Oh. Du hier? Seltsam, dabei ist hier doch kaum noch etwas los. Es kommt sicher nicht mehr häufig vor, dass sich jemand hierher verläuft. Ich selbst bin auch viel zu selten hier. Die Zeiten, da dieses Blog seinem Namen gerecht wurde, sind lange vorbei. Woran liegt’s? Ach, es gibt einige Gründe.

Dabei gäbe es doch Themen genug, über die sich bloggen ließe. Der Rassismus zum Beispiel, der sich in diesem Land wieder offen Bahn bricht in einer Weise, die ich nicht für möglich gehalten hätte. Ich könnte mich wortgewaltig aufregen über die Schreihälse, die nichts anderes wollen als endlich wieder sagen dürfen, dass Ausländer irgendwie Scheiße sind. Die gar nicht daran interessiert sind, dass Integration funktioniert, denn das würde sie ihres liebsten Vorurteils berauben. Selbst das dumpf-marschierende NPD-Fußvolk wird sich derzeit verwundert die Augen reiben und sich fragen: Womit sollen wir denn jetzt noch provozieren? Und wen?
Es gebe viel zu sagen darüber, aber ein anderer hat das viel besser aufgeschrieben.

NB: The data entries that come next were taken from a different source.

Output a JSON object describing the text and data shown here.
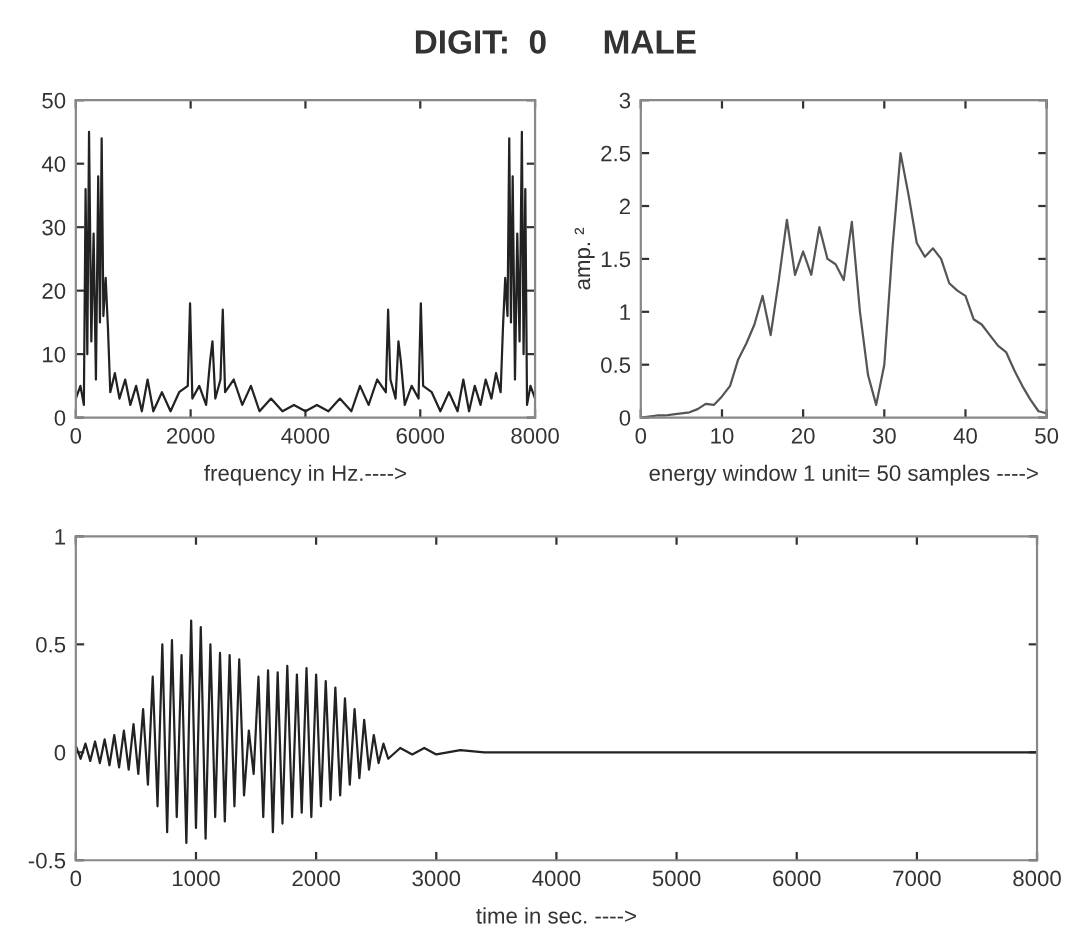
{
  "chart_data": [
    {
      "type": "line",
      "title": "DIGIT:  0      MALE",
      "xlabel": "frequency in Hz.---->",
      "xlim": [
        0,
        8000
      ],
      "ylim": [
        0,
        50
      ],
      "xticks": [
        0,
        2000,
        4000,
        6000,
        8000
      ],
      "yticks": [
        0,
        10,
        20,
        30,
        40,
        50
      ],
      "grid": false,
      "legend": false,
      "series": [
        {
          "color": "#222222",
          "x": [
            0,
            80,
            140,
            170,
            200,
            230,
            270,
            310,
            350,
            390,
            420,
            450,
            480,
            520,
            560,
            600,
            680,
            760,
            860,
            950,
            1050,
            1150,
            1250,
            1350,
            1500,
            1650,
            1800,
            1950,
            1990,
            2030,
            2150,
            2270,
            2340,
            2380,
            2430,
            2520,
            2560,
            2600,
            2750,
            2900,
            3050,
            3200,
            3400,
            3600,
            3800,
            4000,
            4200,
            4400,
            4600,
            4800,
            4950,
            5100,
            5250,
            5400,
            5440,
            5480,
            5570,
            5620,
            5660,
            5730,
            5850,
            5970,
            6010,
            6050,
            6200,
            6350,
            6500,
            6650,
            6750,
            6850,
            6950,
            7050,
            7140,
            7240,
            7320,
            7400,
            7440,
            7480,
            7520,
            7550,
            7580,
            7610,
            7650,
            7690,
            7730,
            7770,
            7800,
            7830,
            7860,
            7920,
            8000
          ],
          "values": [
            3,
            5,
            2,
            36,
            10,
            45,
            12,
            29,
            6,
            38,
            15,
            44,
            16,
            22,
            14,
            4,
            7,
            3,
            6,
            2,
            5,
            1,
            6,
            1,
            4,
            1,
            4,
            5,
            18,
            3,
            5,
            2,
            9,
            12,
            3,
            6,
            17,
            4,
            6,
            2,
            5,
            1,
            3,
            1,
            2,
            1,
            2,
            1,
            3,
            1,
            5,
            2,
            6,
            4,
            17,
            6,
            3,
            12,
            9,
            2,
            5,
            3,
            18,
            5,
            4,
            1,
            4,
            1,
            6,
            1,
            5,
            2,
            6,
            3,
            7,
            4,
            14,
            22,
            16,
            44,
            15,
            38,
            6,
            29,
            12,
            45,
            10,
            36,
            2,
            5,
            3
          ]
        }
      ]
    },
    {
      "type": "line",
      "xlabel": "energy window 1 unit= 50 samples ---->",
      "ylabel": "amp. ²",
      "xlim": [
        0,
        50
      ],
      "ylim": [
        0,
        3
      ],
      "xticks": [
        0,
        10,
        20,
        30,
        40,
        50
      ],
      "yticks": [
        0,
        0.5,
        1,
        1.5,
        2,
        2.5,
        3
      ],
      "grid": false,
      "legend": false,
      "series": [
        {
          "color": "#555555",
          "x": [
            0,
            1,
            2,
            3,
            4,
            5,
            6,
            7,
            8,
            9,
            10,
            11,
            12,
            13,
            14,
            15,
            16,
            17,
            18,
            19,
            20,
            21,
            22,
            23,
            24,
            25,
            26,
            27,
            28,
            29,
            30,
            31,
            32,
            33,
            34,
            35,
            36,
            37,
            38,
            39,
            40,
            41,
            42,
            43,
            44,
            45,
            46,
            47,
            48,
            49,
            50
          ],
          "values": [
            0,
            0.01,
            0.02,
            0.02,
            0.03,
            0.04,
            0.05,
            0.08,
            0.13,
            0.12,
            0.2,
            0.3,
            0.55,
            0.7,
            0.88,
            1.15,
            0.78,
            1.3,
            1.87,
            1.35,
            1.57,
            1.35,
            1.8,
            1.5,
            1.45,
            1.3,
            1.85,
            1.0,
            0.4,
            0.12,
            0.5,
            1.6,
            2.5,
            2.1,
            1.65,
            1.52,
            1.6,
            1.5,
            1.27,
            1.2,
            1.15,
            0.93,
            0.88,
            0.78,
            0.68,
            0.62,
            0.45,
            0.3,
            0.17,
            0.06,
            0.04
          ]
        }
      ]
    },
    {
      "type": "line",
      "xlabel": "time in sec. ---->",
      "xlim": [
        0,
        8000
      ],
      "ylim": [
        -0.5,
        1
      ],
      "xticks": [
        0,
        1000,
        2000,
        3000,
        4000,
        5000,
        6000,
        7000,
        8000
      ],
      "yticks": [
        -0.5,
        0,
        0.5,
        1
      ],
      "grid": false,
      "legend": false,
      "series": [
        {
          "color": "#222222",
          "x": [
            0,
            40,
            80,
            120,
            160,
            200,
            240,
            280,
            320,
            360,
            400,
            440,
            480,
            520,
            560,
            600,
            640,
            680,
            720,
            760,
            800,
            840,
            880,
            920,
            960,
            1000,
            1040,
            1080,
            1120,
            1160,
            1200,
            1240,
            1280,
            1320,
            1360,
            1400,
            1440,
            1480,
            1520,
            1560,
            1600,
            1640,
            1680,
            1720,
            1760,
            1800,
            1840,
            1880,
            1920,
            1960,
            2000,
            2040,
            2080,
            2120,
            2160,
            2200,
            2240,
            2280,
            2320,
            2360,
            2400,
            2440,
            2480,
            2520,
            2560,
            2600,
            2700,
            2800,
            2900,
            3000,
            3200,
            3400,
            3800,
            4000,
            8000
          ],
          "values": [
            0.03,
            -0.03,
            0.04,
            -0.04,
            0.05,
            -0.05,
            0.06,
            -0.06,
            0.08,
            -0.07,
            0.1,
            -0.08,
            0.13,
            -0.1,
            0.2,
            -0.15,
            0.35,
            -0.25,
            0.5,
            -0.37,
            0.52,
            -0.3,
            0.45,
            -0.42,
            0.61,
            -0.35,
            0.58,
            -0.4,
            0.5,
            -0.3,
            0.46,
            -0.32,
            0.45,
            -0.25,
            0.43,
            -0.2,
            0.1,
            -0.1,
            0.35,
            -0.3,
            0.38,
            -0.37,
            0.37,
            -0.33,
            0.4,
            -0.3,
            0.36,
            -0.28,
            0.39,
            -0.3,
            0.36,
            -0.25,
            0.33,
            -0.22,
            0.3,
            -0.2,
            0.25,
            -0.15,
            0.2,
            -0.12,
            0.15,
            -0.08,
            0.08,
            -0.05,
            0.04,
            -0.03,
            0.02,
            -0.01,
            0.02,
            -0.01,
            0.01,
            0,
            0,
            0,
            0
          ]
        }
      ]
    }
  ]
}
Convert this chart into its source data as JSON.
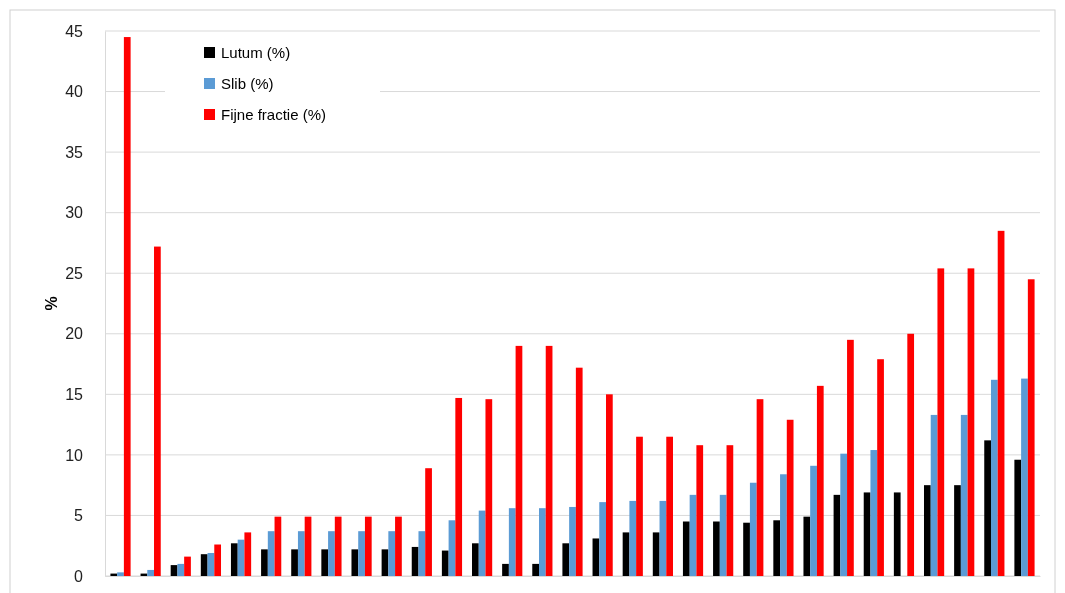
{
  "chart_data": {
    "type": "bar",
    "ylabel": "%",
    "categories": [
      null,
      null,
      null,
      null,
      null,
      null,
      null,
      null,
      null,
      null,
      null,
      null,
      null,
      null,
      null,
      null,
      null,
      null,
      null,
      null,
      null,
      null,
      null,
      null,
      null,
      null,
      null,
      null,
      null,
      null,
      null
    ],
    "series": [
      {
        "name": "Lutum (%)",
        "color": "#000000",
        "values": [
          0.2,
          0.2,
          0.9,
          1.8,
          2.7,
          2.2,
          2.2,
          2.2,
          2.2,
          2.2,
          2.4,
          2.1,
          2.7,
          1.0,
          1.0,
          2.7,
          3.1,
          3.6,
          3.6,
          4.5,
          4.5,
          4.4,
          4.6,
          4.9,
          6.7,
          6.9,
          6.9,
          7.5,
          7.5,
          11.2,
          9.6
        ]
      },
      {
        "name": "Slib (%)",
        "color": "#5b9bd5",
        "values": [
          0.3,
          0.5,
          1.0,
          1.9,
          3.0,
          3.7,
          3.7,
          3.7,
          3.7,
          3.7,
          3.7,
          4.6,
          5.4,
          5.6,
          5.6,
          5.7,
          6.1,
          6.2,
          6.2,
          6.7,
          6.7,
          7.7,
          8.4,
          9.1,
          10.1,
          10.4,
          null,
          13.3,
          13.3,
          16.2,
          16.3
        ]
      },
      {
        "name": "Fijne fractie (%)",
        "color": "#ff0000",
        "values": [
          44.5,
          27.2,
          1.6,
          2.6,
          3.6,
          4.9,
          4.9,
          4.9,
          4.9,
          4.9,
          8.9,
          14.7,
          14.6,
          19.0,
          19.0,
          17.2,
          15.0,
          11.5,
          11.5,
          10.8,
          10.8,
          14.6,
          12.9,
          15.7,
          19.5,
          17.9,
          20.0,
          25.4,
          25.4,
          28.5,
          24.5
        ]
      }
    ],
    "ylim": [
      0,
      45
    ],
    "yticks": [
      0,
      5,
      10,
      15,
      20,
      25,
      30,
      35,
      40,
      45
    ],
    "grid": "y",
    "legend": "top left"
  }
}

Ich könnte schreiben über die “It-gets-better”-Aktion, bei denen US-amerikanische Promis und Nicht-Promis sich vor die Videokamera setzen und in sehr bewegender Weise lesbische und schwule Jugendliche im Land dazu aufrufen, sich nicht umzubringen. Ich könnte erzählen, wie es hierzulande für mich selbst in den vergangenen 25 Jahren schrittweise immer ein wenig besser wurde, bis mich ein Blick auf meine Steuererklärung belehrt, dass es noch lange nicht in Ordnung ist. Zu persönlich.

Ich könnte über die Arbeit berichten und darüber, wie sehr sie sich verändert hat. Über Schichtdienste und was sie für das Privatleben bedeuten. Ich könnte erzählen, wie es sich anfühlt, im Supermarkt eine Flasche Sekt zu kaufen, um damit auf die Gründung einer GbR anstoßen zu können.

Ich könnte über Familie sinnieren und darüber, wie man sie abwechselnd – nein, eigentlich gleichzeitig – lieben und hassen kann. Und dass man, wenn man Teile davon verloren hat, nicht aufhören kann, sie zu vermissen, ganz egal, ob die Familie an anderer Stelle wächst. Ich könnte auch darüber spekulieren, warum das nicht mehr fahrtüchtige Auto noch immer angemeldet und versichert vor der Tür steht und ich mich seit Monaten nicht dazu durchringen kann, es abschleppen zu lassen.

Ich könnte wie ein Rohrspatz schimpfen über die Geschichtsverfälschung in “Goethe!”, der gerade im Kino läuft, und in dem gefühlte 70 Prozent der Handlung frei erfunden ist. Goethe als Betrogener? Umgekehrt war’s! Ein Duell mit dem Rivalen? Hat’s nie gegeben. Kerkerhaft? Ebensowenig. Und ein Goethe, der auf dem Dach einer Kutsche auf dem Frankfurter Liebfrauenberg sitzt und Autogramme gibt – ich bitte Sie!

Oder ich teile einfach mit, wie oft ich darüber nachgedacht habe, den Namen dieses Blogs zu ändern, die Domain aufzugeben und unter einer anderen neu anzufangen. Und es dann doch nicht getan habe.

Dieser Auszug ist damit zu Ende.